А. Герцен о смысле восстания Пугачева

А. Герцен

Я не замечал […] в русском народе, чтоб он отличался особенной преданностью престолу и готовностью жерт­вовать собой для него. Действительно, русский кресть­янин видит в императоре защитника от своих непосред­ственных врагов, он рассматривает его как наивысшее олицетворение справедливости и верит в его божествен­ное право, как верят в него более или менее все мо­нархические народы Европы. Но это почитание не вы­ражается в каких-либо действиях, и его привязанность к императору не превратит его ни в вандейца, ни в испанского карлиста; это почитание не доходит до той трогательной любви, которая недавно еще не позволяла некоему народу без слез на глазах говорить о своих князьях.

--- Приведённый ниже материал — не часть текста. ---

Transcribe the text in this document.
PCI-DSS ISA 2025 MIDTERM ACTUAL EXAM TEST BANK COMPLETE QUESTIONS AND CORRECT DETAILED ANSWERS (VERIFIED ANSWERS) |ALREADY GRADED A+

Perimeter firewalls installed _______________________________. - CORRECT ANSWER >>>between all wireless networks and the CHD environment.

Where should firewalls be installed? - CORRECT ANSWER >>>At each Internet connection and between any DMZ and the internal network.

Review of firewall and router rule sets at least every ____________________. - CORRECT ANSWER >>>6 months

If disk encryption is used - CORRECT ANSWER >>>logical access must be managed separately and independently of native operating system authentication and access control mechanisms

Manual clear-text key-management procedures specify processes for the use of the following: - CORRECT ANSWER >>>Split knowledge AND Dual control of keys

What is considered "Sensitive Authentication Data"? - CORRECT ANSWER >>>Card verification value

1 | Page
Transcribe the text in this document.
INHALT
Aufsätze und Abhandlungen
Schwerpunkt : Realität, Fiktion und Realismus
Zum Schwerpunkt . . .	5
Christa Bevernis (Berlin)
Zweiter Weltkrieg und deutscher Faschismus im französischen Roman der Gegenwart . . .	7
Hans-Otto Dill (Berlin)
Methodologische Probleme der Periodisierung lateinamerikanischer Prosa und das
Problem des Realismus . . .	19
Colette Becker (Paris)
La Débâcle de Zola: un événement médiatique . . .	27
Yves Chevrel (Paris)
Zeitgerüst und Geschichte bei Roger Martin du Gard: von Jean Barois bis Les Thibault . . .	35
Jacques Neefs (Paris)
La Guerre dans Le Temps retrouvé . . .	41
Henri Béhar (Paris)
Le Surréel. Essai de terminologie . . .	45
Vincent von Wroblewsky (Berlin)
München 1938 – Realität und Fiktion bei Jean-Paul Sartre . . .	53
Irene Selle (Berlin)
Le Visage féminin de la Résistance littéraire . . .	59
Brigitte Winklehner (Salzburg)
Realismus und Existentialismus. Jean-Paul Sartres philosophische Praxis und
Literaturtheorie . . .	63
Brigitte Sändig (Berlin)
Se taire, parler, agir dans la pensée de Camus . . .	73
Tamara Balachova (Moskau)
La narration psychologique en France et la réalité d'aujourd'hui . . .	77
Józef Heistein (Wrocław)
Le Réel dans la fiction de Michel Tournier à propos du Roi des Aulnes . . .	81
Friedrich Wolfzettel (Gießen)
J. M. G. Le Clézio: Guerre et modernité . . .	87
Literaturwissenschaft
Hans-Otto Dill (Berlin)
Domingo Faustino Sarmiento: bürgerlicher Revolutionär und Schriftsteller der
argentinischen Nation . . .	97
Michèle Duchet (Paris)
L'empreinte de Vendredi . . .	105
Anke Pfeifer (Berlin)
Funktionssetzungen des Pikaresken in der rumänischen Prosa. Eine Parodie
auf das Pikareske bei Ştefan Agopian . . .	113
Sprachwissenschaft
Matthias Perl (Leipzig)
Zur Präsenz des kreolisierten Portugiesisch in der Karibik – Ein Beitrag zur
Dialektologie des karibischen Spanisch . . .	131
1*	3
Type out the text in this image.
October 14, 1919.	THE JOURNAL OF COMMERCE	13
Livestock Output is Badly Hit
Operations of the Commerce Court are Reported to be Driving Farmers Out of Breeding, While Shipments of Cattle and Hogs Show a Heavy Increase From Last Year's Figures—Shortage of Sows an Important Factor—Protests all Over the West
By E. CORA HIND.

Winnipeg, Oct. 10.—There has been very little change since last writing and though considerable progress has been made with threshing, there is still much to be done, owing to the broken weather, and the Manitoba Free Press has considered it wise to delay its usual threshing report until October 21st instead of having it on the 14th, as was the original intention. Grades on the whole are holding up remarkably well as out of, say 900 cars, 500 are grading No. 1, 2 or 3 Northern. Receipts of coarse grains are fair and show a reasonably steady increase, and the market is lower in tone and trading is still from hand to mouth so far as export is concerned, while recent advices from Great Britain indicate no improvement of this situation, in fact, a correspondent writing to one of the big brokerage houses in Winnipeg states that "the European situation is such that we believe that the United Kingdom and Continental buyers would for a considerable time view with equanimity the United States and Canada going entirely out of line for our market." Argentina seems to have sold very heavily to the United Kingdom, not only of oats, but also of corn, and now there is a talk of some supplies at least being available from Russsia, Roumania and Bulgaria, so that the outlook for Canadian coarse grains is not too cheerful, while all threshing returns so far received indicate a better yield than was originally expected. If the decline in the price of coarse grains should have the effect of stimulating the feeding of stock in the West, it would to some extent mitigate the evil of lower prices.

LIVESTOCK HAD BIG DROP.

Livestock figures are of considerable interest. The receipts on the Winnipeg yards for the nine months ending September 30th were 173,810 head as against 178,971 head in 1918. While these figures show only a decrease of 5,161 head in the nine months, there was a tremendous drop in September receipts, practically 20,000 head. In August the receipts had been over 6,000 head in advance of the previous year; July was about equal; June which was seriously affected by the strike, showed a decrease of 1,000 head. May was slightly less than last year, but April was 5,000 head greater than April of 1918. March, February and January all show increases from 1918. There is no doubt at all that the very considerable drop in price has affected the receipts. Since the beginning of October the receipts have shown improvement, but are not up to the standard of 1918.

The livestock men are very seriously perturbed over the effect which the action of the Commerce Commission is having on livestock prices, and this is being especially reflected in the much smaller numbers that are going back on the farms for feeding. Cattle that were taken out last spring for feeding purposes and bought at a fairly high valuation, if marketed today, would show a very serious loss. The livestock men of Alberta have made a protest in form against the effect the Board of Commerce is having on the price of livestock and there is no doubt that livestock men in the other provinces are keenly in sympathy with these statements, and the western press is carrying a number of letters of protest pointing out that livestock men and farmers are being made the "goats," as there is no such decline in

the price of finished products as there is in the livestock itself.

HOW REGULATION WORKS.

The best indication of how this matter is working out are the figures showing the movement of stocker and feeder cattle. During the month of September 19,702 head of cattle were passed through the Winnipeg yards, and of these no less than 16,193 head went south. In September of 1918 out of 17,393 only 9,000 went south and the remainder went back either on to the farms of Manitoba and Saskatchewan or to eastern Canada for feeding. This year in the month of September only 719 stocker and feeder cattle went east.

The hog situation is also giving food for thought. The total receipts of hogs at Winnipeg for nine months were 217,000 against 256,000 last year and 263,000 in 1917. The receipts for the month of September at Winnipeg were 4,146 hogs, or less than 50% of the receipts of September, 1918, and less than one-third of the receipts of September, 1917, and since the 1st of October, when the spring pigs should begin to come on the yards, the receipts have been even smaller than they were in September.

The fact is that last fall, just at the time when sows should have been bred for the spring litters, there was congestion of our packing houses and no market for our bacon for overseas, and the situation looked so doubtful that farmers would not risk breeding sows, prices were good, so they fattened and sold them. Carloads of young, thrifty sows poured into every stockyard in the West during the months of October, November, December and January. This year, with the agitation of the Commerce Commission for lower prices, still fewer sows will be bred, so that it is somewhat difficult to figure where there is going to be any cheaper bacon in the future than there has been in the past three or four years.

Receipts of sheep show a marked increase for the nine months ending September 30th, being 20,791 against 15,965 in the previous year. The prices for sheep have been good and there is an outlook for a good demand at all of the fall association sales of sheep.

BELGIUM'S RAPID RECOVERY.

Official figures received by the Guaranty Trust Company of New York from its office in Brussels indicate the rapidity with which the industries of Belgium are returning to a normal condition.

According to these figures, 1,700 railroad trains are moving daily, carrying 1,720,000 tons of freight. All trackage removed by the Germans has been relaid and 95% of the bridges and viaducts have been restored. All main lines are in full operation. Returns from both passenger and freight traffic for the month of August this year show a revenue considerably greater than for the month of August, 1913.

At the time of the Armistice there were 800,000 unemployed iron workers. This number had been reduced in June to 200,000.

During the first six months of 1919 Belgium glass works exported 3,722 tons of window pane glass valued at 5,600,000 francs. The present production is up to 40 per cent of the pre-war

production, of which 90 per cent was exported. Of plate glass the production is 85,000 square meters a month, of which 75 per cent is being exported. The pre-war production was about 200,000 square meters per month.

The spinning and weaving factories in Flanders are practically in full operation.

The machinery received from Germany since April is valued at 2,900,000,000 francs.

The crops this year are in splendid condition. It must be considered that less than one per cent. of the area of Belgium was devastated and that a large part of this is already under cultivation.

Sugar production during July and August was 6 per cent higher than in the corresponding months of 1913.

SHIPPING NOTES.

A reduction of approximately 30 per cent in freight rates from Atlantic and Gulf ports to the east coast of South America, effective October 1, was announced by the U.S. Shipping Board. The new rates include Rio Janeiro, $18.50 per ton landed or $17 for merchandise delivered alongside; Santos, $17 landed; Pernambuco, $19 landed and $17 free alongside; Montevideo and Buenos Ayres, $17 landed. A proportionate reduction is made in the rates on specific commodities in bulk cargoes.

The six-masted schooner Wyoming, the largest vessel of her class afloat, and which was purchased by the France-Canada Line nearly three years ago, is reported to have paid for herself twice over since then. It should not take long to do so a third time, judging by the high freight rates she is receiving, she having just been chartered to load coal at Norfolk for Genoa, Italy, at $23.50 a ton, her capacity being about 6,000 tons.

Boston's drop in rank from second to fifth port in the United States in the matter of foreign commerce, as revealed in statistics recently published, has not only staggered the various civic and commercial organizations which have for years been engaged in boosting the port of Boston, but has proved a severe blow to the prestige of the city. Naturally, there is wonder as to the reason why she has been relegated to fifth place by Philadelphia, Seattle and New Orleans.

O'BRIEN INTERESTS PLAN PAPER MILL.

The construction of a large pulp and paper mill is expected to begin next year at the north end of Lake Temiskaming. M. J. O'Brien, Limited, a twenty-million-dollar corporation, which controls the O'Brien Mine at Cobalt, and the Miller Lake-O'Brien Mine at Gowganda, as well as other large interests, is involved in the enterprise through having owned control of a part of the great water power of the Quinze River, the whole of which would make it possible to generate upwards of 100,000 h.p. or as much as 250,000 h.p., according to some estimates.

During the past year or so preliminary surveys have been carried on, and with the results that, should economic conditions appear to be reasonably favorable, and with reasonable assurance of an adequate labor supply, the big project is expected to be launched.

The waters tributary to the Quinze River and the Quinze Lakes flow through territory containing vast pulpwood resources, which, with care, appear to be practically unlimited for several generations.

Следует также признать, что русский народ охладел в своей любви к трону, с тех пор как, по милости ев­ропейской бюрократии, он отвернулся oi правительства. Династическое движение, подобное тому какое вспых­нуло, например, в пользу Лжедимитрия, в настоящее время совершенно невозможно. Со времени Петра I на­род не принимал никакого участия ни в одном из пе­тербургских переворотов. Несколько претендентов, куч­ка интриганов и преторианцев с 1725 по 1762 год пере­давали из рук в руки императорский трон. Народ бес­страстно молчал, не беспокоясь о том, признает ли ка­марилья императорами и Романовыми — принцессу Брауншвейгскую или Курляндскую, герцога Голштинского или его жену из рода Ангальт-Цербстского; все они были ему неизвестны, и — более того — они были немцы.

Восстание Пугачева имело совсем иной смысл: то была последняя попытка, отчаянное усилие казака и кре­постного освободиться от жестокого ярма, тягость кото­рого с каждым днем становилась все более ощутимой. Имя Петра III явилось лишь предлогом; одно это имя никак не могло бы поднять несколько губерний.

Россия. Собр. соч. в 30 т. М., 1955. Т. 6. С. 212-213.